Anthony Taylor gave the most incompetent refereeing performance I’ve seen in a long time. Chambers received two yellows for only two fouls, yet Crouch remained on the pitch despite two forearm smashes and numerous other offences, while Charlie Adam remained on the pitch despite trying to strangle Alexis. Normally such a refereeing performance would be the source of my frustration and blame, but this time we were so woeful ourselves we could have had the world’s greatest referee and would probably have still lost.
I’m usually glass half full. Through all our battles for fourth I’ve been able to see a silver lining or would look to identify why things would be ok. But with every passing game I’m left with more questions and concerns than answers:
Goalkeepers: Szczesny has been questionable on occasion compared to last season’s high standard. Ospina has barely been fit. Martinez is still a rookie.
Defenders: why do we have so few? Why is Mertesacker so poor without Koscielny? Gibbs and Monreal pick up injuries too often. Chambers is promising, but will continue to make mistakes. What level will Debuchy be after a significant injury?

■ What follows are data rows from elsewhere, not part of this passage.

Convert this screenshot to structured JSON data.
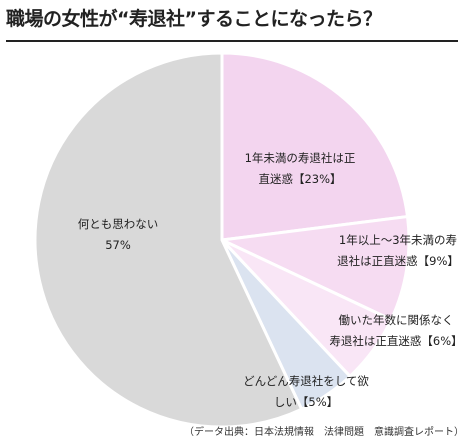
{
  "title": "職場の女性が“寿退社”することになったら？",
  "source": "（データ出典：日本法規情報　法律問題　意識調査レポート）",
  "chart_data": {
    "type": "pie",
    "start": "top",
    "direction": "clockwise",
    "slices": [
      {
        "label_lines": [
          "1年未満の寿退社は正",
          "直迷惑【23%】"
        ],
        "value": 23,
        "color": "#f3d5ef"
      },
      {
        "label_lines": [
          "1年以上～3年未満の寿",
          "退社は正直迷惑【9%】"
        ],
        "value": 9,
        "color": "#f6dcf2"
      },
      {
        "label_lines": [
          "働いた年数に関係なく",
          "寿退社は正直迷惑【6%】"
        ],
        "value": 6,
        "color": "#f9e6f6"
      },
      {
        "label_lines": [
          "どんどん寿退社をして欲",
          "しい【5%】"
        ],
        "value": 5,
        "color": "#dbe3f0"
      },
      {
        "label_lines": [
          "何とも思わない",
          "57%"
        ],
        "value": 57,
        "color": "#d9d9d9"
      }
    ]
  }
}
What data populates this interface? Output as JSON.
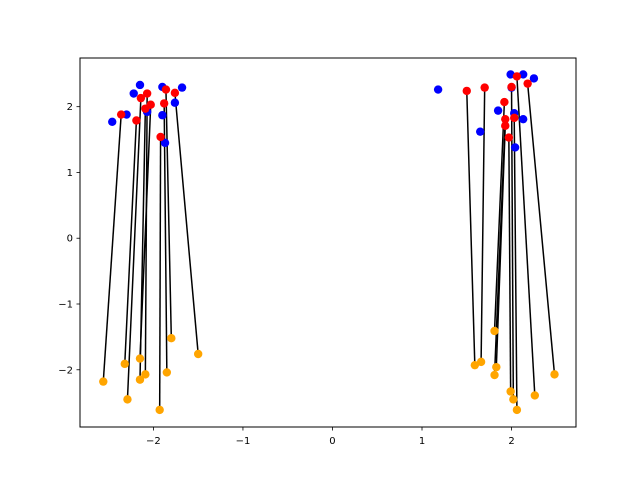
{
  "chart_data": {
    "type": "scatter",
    "title": "",
    "xlabel": "",
    "ylabel": "",
    "xlim": [
      -2.82,
      2.72
    ],
    "ylim": [
      -2.87,
      2.74
    ],
    "grid": false,
    "legend": "none",
    "colors": {
      "blue": "#0000ff",
      "red": "#ff0000",
      "orange": "#ffa500",
      "segment": "#000000",
      "axes": "#000000"
    },
    "x_ticks": [
      {
        "value": -2,
        "label": "−2"
      },
      {
        "value": -1,
        "label": "−1"
      },
      {
        "value": 0,
        "label": "0"
      },
      {
        "value": 1,
        "label": "1"
      },
      {
        "value": 2,
        "label": "2"
      }
    ],
    "y_ticks": [
      {
        "value": -2,
        "label": "−2"
      },
      {
        "value": -1,
        "label": "−1"
      },
      {
        "value": 0,
        "label": "0"
      },
      {
        "value": 1,
        "label": "1"
      },
      {
        "value": 2,
        "label": "2"
      }
    ],
    "series": [
      {
        "color": "blue",
        "points": [
          [
            -2.46,
            1.77
          ],
          [
            -2.3,
            1.88
          ],
          [
            -2.22,
            2.2
          ],
          [
            -2.15,
            2.33
          ],
          [
            -2.07,
            1.92
          ],
          [
            -1.9,
            2.3
          ],
          [
            -1.9,
            1.87
          ],
          [
            -1.87,
            1.45
          ],
          [
            -1.76,
            2.06
          ],
          [
            -1.68,
            2.29
          ],
          [
            1.18,
            2.26
          ],
          [
            1.65,
            1.62
          ],
          [
            1.85,
            1.94
          ],
          [
            1.99,
            2.49
          ],
          [
            2.0,
            2.29
          ],
          [
            2.03,
            1.9
          ],
          [
            2.04,
            1.38
          ],
          [
            2.13,
            2.49
          ],
          [
            2.13,
            1.81
          ],
          [
            2.25,
            2.43
          ]
        ]
      },
      {
        "color": "red",
        "points": [
          [
            -2.36,
            1.88
          ],
          [
            -2.19,
            1.79
          ],
          [
            -2.14,
            2.13
          ],
          [
            -2.07,
            2.2
          ],
          [
            -2.09,
            1.97
          ],
          [
            -2.03,
            2.03
          ],
          [
            -1.92,
            1.54
          ],
          [
            -1.88,
            2.05
          ],
          [
            -1.86,
            2.26
          ],
          [
            -1.76,
            2.21
          ],
          [
            1.5,
            2.24
          ],
          [
            1.7,
            2.29
          ],
          [
            1.92,
            2.07
          ],
          [
            1.93,
            1.81
          ],
          [
            1.93,
            1.71
          ],
          [
            1.97,
            1.53
          ],
          [
            2.0,
            2.3
          ],
          [
            2.03,
            1.83
          ],
          [
            2.06,
            2.46
          ],
          [
            2.18,
            2.35
          ]
        ]
      },
      {
        "color": "orange",
        "points": [
          [
            -2.56,
            -2.18
          ],
          [
            -2.32,
            -1.91
          ],
          [
            -2.29,
            -2.45
          ],
          [
            -2.15,
            -1.83
          ],
          [
            -2.15,
            -2.15
          ],
          [
            -2.09,
            -2.07
          ],
          [
            -1.93,
            -2.61
          ],
          [
            -1.85,
            -2.04
          ],
          [
            -1.8,
            -1.52
          ],
          [
            -1.5,
            -1.76
          ],
          [
            1.59,
            -1.93
          ],
          [
            1.66,
            -1.88
          ],
          [
            1.81,
            -1.41
          ],
          [
            1.81,
            -2.08
          ],
          [
            1.83,
            -1.96
          ],
          [
            1.99,
            -2.33
          ],
          [
            2.02,
            -2.45
          ],
          [
            2.06,
            -2.61
          ],
          [
            2.26,
            -2.39
          ],
          [
            2.48,
            -2.07
          ]
        ]
      }
    ],
    "segments": [
      {
        "from": [
          -2.36,
          1.88
        ],
        "to": [
          -2.56,
          -2.18
        ]
      },
      {
        "from": [
          -2.19,
          1.79
        ],
        "to": [
          -2.32,
          -1.91
        ]
      },
      {
        "from": [
          -2.14,
          2.13
        ],
        "to": [
          -2.29,
          -2.45
        ]
      },
      {
        "from": [
          -2.09,
          1.97
        ],
        "to": [
          -2.15,
          -2.15
        ]
      },
      {
        "from": [
          -2.07,
          2.2
        ],
        "to": [
          -2.09,
          -2.07
        ]
      },
      {
        "from": [
          -2.03,
          2.03
        ],
        "to": [
          -2.15,
          -1.83
        ]
      },
      {
        "from": [
          -1.92,
          1.54
        ],
        "to": [
          -1.93,
          -2.61
        ]
      },
      {
        "from": [
          -1.88,
          2.05
        ],
        "to": [
          -1.85,
          -2.04
        ]
      },
      {
        "from": [
          -1.86,
          2.26
        ],
        "to": [
          -1.8,
          -1.52
        ]
      },
      {
        "from": [
          -1.76,
          2.21
        ],
        "to": [
          -1.5,
          -1.76
        ]
      },
      {
        "from": [
          1.5,
          2.24
        ],
        "to": [
          1.59,
          -1.93
        ]
      },
      {
        "from": [
          1.7,
          2.29
        ],
        "to": [
          1.66,
          -1.88
        ]
      },
      {
        "from": [
          1.92,
          2.07
        ],
        "to": [
          1.81,
          -1.41
        ]
      },
      {
        "from": [
          1.93,
          1.81
        ],
        "to": [
          1.81,
          -2.08
        ]
      },
      {
        "from": [
          1.93,
          1.71
        ],
        "to": [
          1.83,
          -1.96
        ]
      },
      {
        "from": [
          1.97,
          1.53
        ],
        "to": [
          1.99,
          -2.33
        ]
      },
      {
        "from": [
          2.0,
          2.3
        ],
        "to": [
          2.02,
          -2.45
        ]
      },
      {
        "from": [
          2.03,
          1.83
        ],
        "to": [
          2.06,
          -2.61
        ]
      },
      {
        "from": [
          2.06,
          2.46
        ],
        "to": [
          2.26,
          -2.39
        ]
      },
      {
        "from": [
          2.18,
          2.35
        ],
        "to": [
          2.48,
          -2.07
        ]
      }
    ]
  }
}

Midfielders: where’s our Vieira, our Petit, our Gilberto? Arteta, Wilshere, and Diaby suffer too many injuries. Will Ramsey rekindle last season’s form? Can Özil have more of an impact on his return? Can Cazorla and Chamberlain provide greater consistency and end product?
Forwards: how much longer can Alexis be expected to carry this team? Will Giroud and Welbeck ever be prolific enough? Why are Podolski and Campbell taking up squad spaces and wages if Wenger doesn’t want to use them? When will Walcott return and can he stay fit?
Manager: why does he leave so many holes in an already thin squad? Why does he seem so content with déjà vu?
And these are just some of the questions regarding the players and the manager, there are many more. You then have questions about the back room staff, the board, club ownership, off field issues such as ticket pricing, and so on. The list of questions and number of doubts seem endless. I’m struggling to find the answers and the light at the end of my tunnel is fading, BUT…
The Arsenal is my club and Arsene is my manager, the greatest in our club’s proud history. So to challenge and question is one thing, but to fight and show disrespect is another. Whether its fans physically fighting amongst themselves or whether it be abuse towards Wenger, neither is acceptable. Call me cliché if you wish, but I believe in Victoria Concordia Crescit. I always have, I always will. The only way we’ll find the answers we’re all looking for is to stand together with our cannon facing out.